A pair of true wireless earphones.

Like anything else that you wear on your body, headphones can get dirty. They seem to be magnets for everything from earwax to lint to dust—and the grime is more than just gross. It can affect the function of your headphones or even lead to their early demise.

Debris can muffle the sound coming from a headphone's driver (the part with a diaphragm that produces sound) and lead to lasting damage as well. Oil from your skin can also cause plastic and rubber components to become discoloured and even disintegrate after long periods of exposure.

More on Headphones

“To a certain degree, headphones are consumables,” says John Chen, director of sales for Grado Labs, a Brooklyn-based manufacturer of headphones and audio products. “Eventually, they’ll break down from regular use.” But with simple maintenance, he says, you can extend the life of the product. Chen recommends you clean your headphones once a month.

Make sure to unplug headphones before cleaning them, and turn off a battery-powered pair. Then follow the instructions below.

What You’ll Need

You'll want a paper clip and cotton swabs for cleaning earphones (models that fit in your ears). The same tools will help get at the nooks and crannies of larger home/studio style headphones that fit on or over your ears. A soft, clean toothbrush will also come in handy.

Chen recommends using unscented baby wipes, but make sure they’re alcohol-free. Or you can use a towel with warm water and a drop or two of soap or mild detergent. In some cases you may want to use alcohol or hydrogen peroxide—read on for specific instructions.

You’ll also need a second towel for drying things off when you’re done. Use a cloth that won’t leave behind any stray fibers or dust.

Tips for All Models

Except for a handful of models marketed specifically for swimming, headphones should never be submerged in water, and even "water-resistant" models shouldn't get more than slightly damp. (Electronics and water don't mix well.)

Don't apply any liquid directly to the headphones, and when you do wipe them down, be sure to keep any moisture on the surface. Don't let any interior parts get damp.

According to Chen, you usually don't need anything stronger than soap and water.

"You can also use a little alcohol, but on certain things you shouldn't because the material itself will dissolve," he says.

Alcohol may destroy any part made of foam, but it's fine for plastic, rubber, or silicone. You’ll only want to use it occasionally though, and dry any alcohol off carefully. Letting it air-dry can lead to damage.

The Bose company website recommends hydrogen peroxide to remove earwax. Look for a solution of no more than 3 percent. Apply it with a cotton swab, and merely dampen the surface. Wipe the solution off quickly and carefully when you're done. Even at that low concentration, hydrogen peroxide can sometimes cause bleaching and discoloration.

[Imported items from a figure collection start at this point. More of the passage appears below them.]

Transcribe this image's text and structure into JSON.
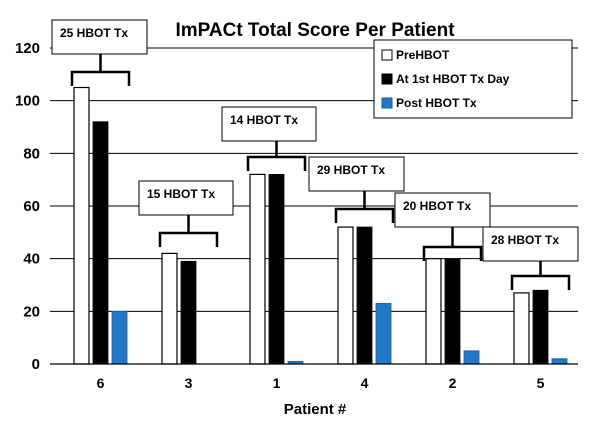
{
  "chart_data": {
    "type": "bar",
    "title": "ImPACt Total Score Per Patient",
    "xlabel": "Patient #",
    "ylabel": "",
    "ylim": [
      0,
      120
    ],
    "yticks": [
      0,
      20,
      40,
      60,
      80,
      100,
      120
    ],
    "grid": true,
    "legend_position": "top-right",
    "categories": [
      "6",
      "3",
      "1",
      "4",
      "2",
      "5"
    ],
    "series": [
      {
        "name": "PreHBOT",
        "color": "#ffffff",
        "values": [
          105,
          42,
          72,
          52,
          40,
          27
        ]
      },
      {
        "name": "At 1st HBOT Tx Day",
        "color": "#000000",
        "values": [
          92,
          39,
          72,
          52,
          40,
          28
        ]
      },
      {
        "name": "Post HBOT Tx",
        "color": "#1f78c8",
        "values": [
          20,
          0,
          1,
          23,
          5,
          2
        ]
      }
    ],
    "annotations": [
      "25 HBOT Tx",
      "15 HBOT Tx",
      "14 HBOT Tx",
      "29 HBOT Tx",
      "20 HBOT Tx",
      "28 HBOT Tx"
    ]
  }
}
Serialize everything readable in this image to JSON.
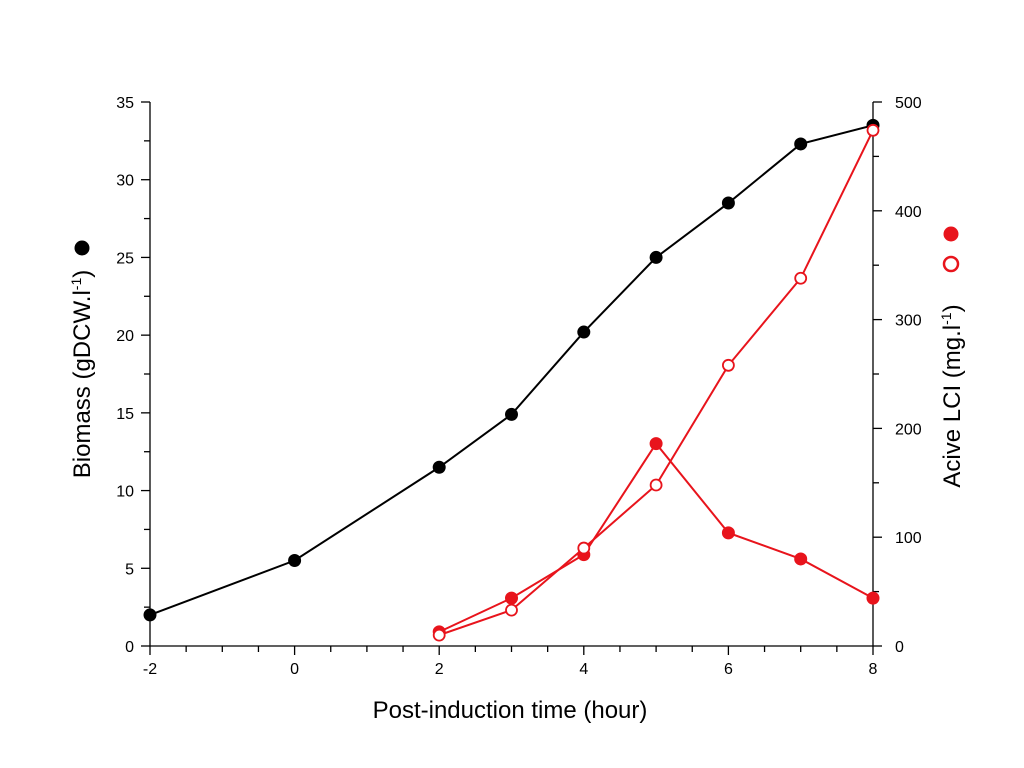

No matter what you use on the headphones, towel them off, making sure they are completely dry before using them.

Earbuds and In-Ear Earphones

For earphones with removable tips or ear supports, manufacturers recommend taking them off and cleaning them separately. The first step is to clear out any earwax that's lodged inside them. A paper clip should to the trick—just be careful not to scratch or puncture the earpieces.

Once you’ve removed excess wax, wipe down ear tips and ear supports with baby wipes or soap and water. You can turn some ear tips inside out without damaging them for a cleaning as well, and cotton swabs can help with the detail work.

Again, alcohol is an option for rubber and silicone, but it will destroy foam. No matter what, use alcohol sparingly and wipe it off right away.

Next, take a look at the body of your earphones. There's usually a mesh screen made of cloth, plastic, or metal to protect the drivers. Those screens can be a hot spot for wax.

Chen says he often gets questions about earphones that are quieter on one side, and a simple clog is usually the culprit. He recommends taking care of this problem sooner than later, because earwax can become impacted and hard to remove.

Use a clean toothbrush to gently wipe away anything that’s stuck, but be careful not to push debris deeper into the screen. A dab of hydrogen peroxide will help to get things moving, if necessary, but apply it carefully and don't let it drip inside.  

Some in-ear style earphones don't have a screen, and there's just an opening at the front of the cylinder that extends into your ear. You can use a paper clip to remove any visible contaminants. Handle the job delicately, and make sure not to make contact with the inner workings of the earphones, which can be easy to damage.

Over-Ear and On-Ear Headphones

Home/studio style headphones tend not to get as dirty as in-ear models, but they still benefit from regular clearing.

Soap and water or those trusty baby wipes will be all you need to clean the casing. Spend a little extra time wiping off oils from areas that come in contact with your hair or skin. If you have a wired model, give the cable the same treatment but stick with a dry cloth for the jack.

Some headphones that fit on or over the ears have removable ear pads, which you’ll want to take off and clean separately if possible. You can also find inexpensive replacements online for some models.

To clean your earpads, first wipe them down gently with a dry towel or a brush to remove superficial dust and dirt. Then clean with baby wipes or a towel dampened with soap and water. Use cotton swabs to get at hard-to-reach areas in any folds or stitching. When you’re done, dry the earpads by hand.

Bang & Olufsen, one of the few companies that sells headphones with earpads made of real leather, recommends leather cleaner applied with a soft cloth.

Just like earphones, most over-ear and on-ear headphones have screens covering the drivers. If the screens are dirty, turn them face-down and use a soft brush to gently clean them off. Be careful not to press the screen or the brush into the drivers.

If the screens are removable, clean them separately. But don't attempt to clean the drivers if there's any visible dirt, says Rich Fisco, program manager of electronics testing for Consumer Reports. "That's a delicate job you should leave to a professional, assuming your headphones are worth spending the money on," Fisco says.